Потом иду к столу: полная тарелка крепчайшего бульона с куском
сохатины, рядом – большая луковица, хлеб и соль. Хотя руки дрожат
от голода, есть нужно достойно. Наевшись, возвращаюсь к печке,
отрываю полоску газетной бумаги, и мне щедро насыпают чистой махорки,
провеянной от табачной пыли. Скрутив тонкую самокрутку и прикурив
от горящей лучины, я тем же чужим голосом спрашиваю: «Кто?». И
слышу: «Однако, паря, Василия Иваныча закопали. Ещё в декабре…».
Кто-то протянул вторую кружку чая. Я курил и вспоминал прошлогоднюю
весну…

***

Европейский «призрак коммунизма» никак не хотел бродить ещё и
по Сибири. А между тем, в нашей таёжной деревушке всё было готово
к приему долгожданного гостя: жители приучились обходиться без
денег – их заменяла амбарная книга. Продавщица Любка, отпустив
порцию провианта, вносила нужную запись и про деньги даже не заикалась.
Добытое мясо или рыбу делили на всех по количеству ртов. Старикам
выделяли куски помягче. Сохатинкой никого не обносили: мало ли
кому подфартит в следующий раз?

Внутри стихийной деревенской коммуны была ещё одна, наша. Она
состояла из трёх мужиков, двух женщин и пары детей. Пока не раскисла
нартовая дорога, три коммунара успели выскочить в райцентр. На
общем хозяйстве оставили нас с женой. Спокойную жизнь осложнили
коммунарскими детьми Анькой и Лёшкой – не тащить же их пешком
за сто двадцать километров. На общем совете учли, что я лучше
всех умею печь хлеб и готовить «праздник для желудка» из муки,
соли, риса, сухого молока и кильки в томатном соусе. Ничего другого
в деревенском магазине не было. Единственный кусочек свиного сала,
величиной со спичечный коробок, был раз и навсегда насажен на
вилку, для верности привязан суровой ниткой и предназначался только
для натирания глубокой сковороды, чтобы хлеб не пригорал. Аньке
и Лёшке строго запрещалось этот кусок лизать или, не дай бог,
кусать.

К чужим детям мы относились без раздражения: терпели и присматривались.
Жена периодически вытирала им носы, стирала белье и мыла девочку
в бане.

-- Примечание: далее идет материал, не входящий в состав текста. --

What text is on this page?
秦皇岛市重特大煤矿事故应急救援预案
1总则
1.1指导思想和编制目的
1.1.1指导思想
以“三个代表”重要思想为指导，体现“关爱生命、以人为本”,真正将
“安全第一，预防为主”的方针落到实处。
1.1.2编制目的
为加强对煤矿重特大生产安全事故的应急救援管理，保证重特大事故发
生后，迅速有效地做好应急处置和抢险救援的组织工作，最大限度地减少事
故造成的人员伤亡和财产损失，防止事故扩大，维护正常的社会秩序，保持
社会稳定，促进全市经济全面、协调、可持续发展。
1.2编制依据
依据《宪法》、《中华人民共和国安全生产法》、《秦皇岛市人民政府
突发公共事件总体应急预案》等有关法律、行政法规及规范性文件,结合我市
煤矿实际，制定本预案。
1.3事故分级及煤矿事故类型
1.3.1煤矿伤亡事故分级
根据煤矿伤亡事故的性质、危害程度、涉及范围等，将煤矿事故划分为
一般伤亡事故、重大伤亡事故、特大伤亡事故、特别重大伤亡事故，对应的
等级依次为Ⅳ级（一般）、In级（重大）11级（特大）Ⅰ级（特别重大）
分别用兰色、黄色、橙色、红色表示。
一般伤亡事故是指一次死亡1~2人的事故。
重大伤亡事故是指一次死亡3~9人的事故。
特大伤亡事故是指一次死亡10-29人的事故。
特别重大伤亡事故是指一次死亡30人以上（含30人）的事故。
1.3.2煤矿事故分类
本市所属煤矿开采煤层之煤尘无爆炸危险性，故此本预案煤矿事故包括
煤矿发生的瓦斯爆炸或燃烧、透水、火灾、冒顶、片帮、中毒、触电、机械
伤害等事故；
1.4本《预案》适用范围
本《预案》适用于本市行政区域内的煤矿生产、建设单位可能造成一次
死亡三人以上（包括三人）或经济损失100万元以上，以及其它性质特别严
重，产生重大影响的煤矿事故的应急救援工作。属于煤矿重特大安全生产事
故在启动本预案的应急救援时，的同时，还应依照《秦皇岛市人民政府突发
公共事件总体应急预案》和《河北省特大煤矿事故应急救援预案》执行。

Лёшка упорно мылся только со мной. Детские носы и не текли
бы постоянно, но на дворе – весна, и детей дома не удержишь. А
в дырявых резиновых сапожках, как их ни латай, всё равно ноги
сырые. Мы оказались не готовы к смене времён года. Потому жена
встретила первую весну в галошах, сделанных из старых резиновых
сапог, а я – в кожаных ичигах. Болотные сапоги на мои ножищи можно
было выписать только через «Посылторг». Ходить в ичигах по напитанному
водой снегу несравненно лучше, чем босиком. Сначала ногам холодно.
Но потом ледяная вода, пропитавшая суконные портянки, естественным
образом нагревается, и ноги чувствуют себя уютно, как в тёплой
навозной куче.

По утрам я убегал в тайгу, надеясь что-нибудь подстрелить, но
вся дичь вокруг повыбита ещё осенью, а новая и не вылупилась,
и не подтянулась на свободные участки. Жена каждый раз утешала
меня, но категорически не разрешала уходить с ночёвкой в дальнюю
тайгу. Говорила, что страшно оставаться среди дикого народа. На
самом деле она боялась, что от сырости расползутся ичиги по швам,
и буду я многие километры шлёпать в деревню босым по снежной каше.
Так и жили, уговаривая друг друга ещё немного потерпеть. Ждать
оставалось недолго, недели три или четыре – до ледохода. А потом,
по большой воде, вернутся ребята на моторной лодке, с сахаром,
со сливочным маслом и сгущённым молоком, да с резиновыми сапогами
для всех коммунаров. А потом, ещё через недельку-другую, притянут
баржу с продуктами. Лишь бы только ребятишки не заболели.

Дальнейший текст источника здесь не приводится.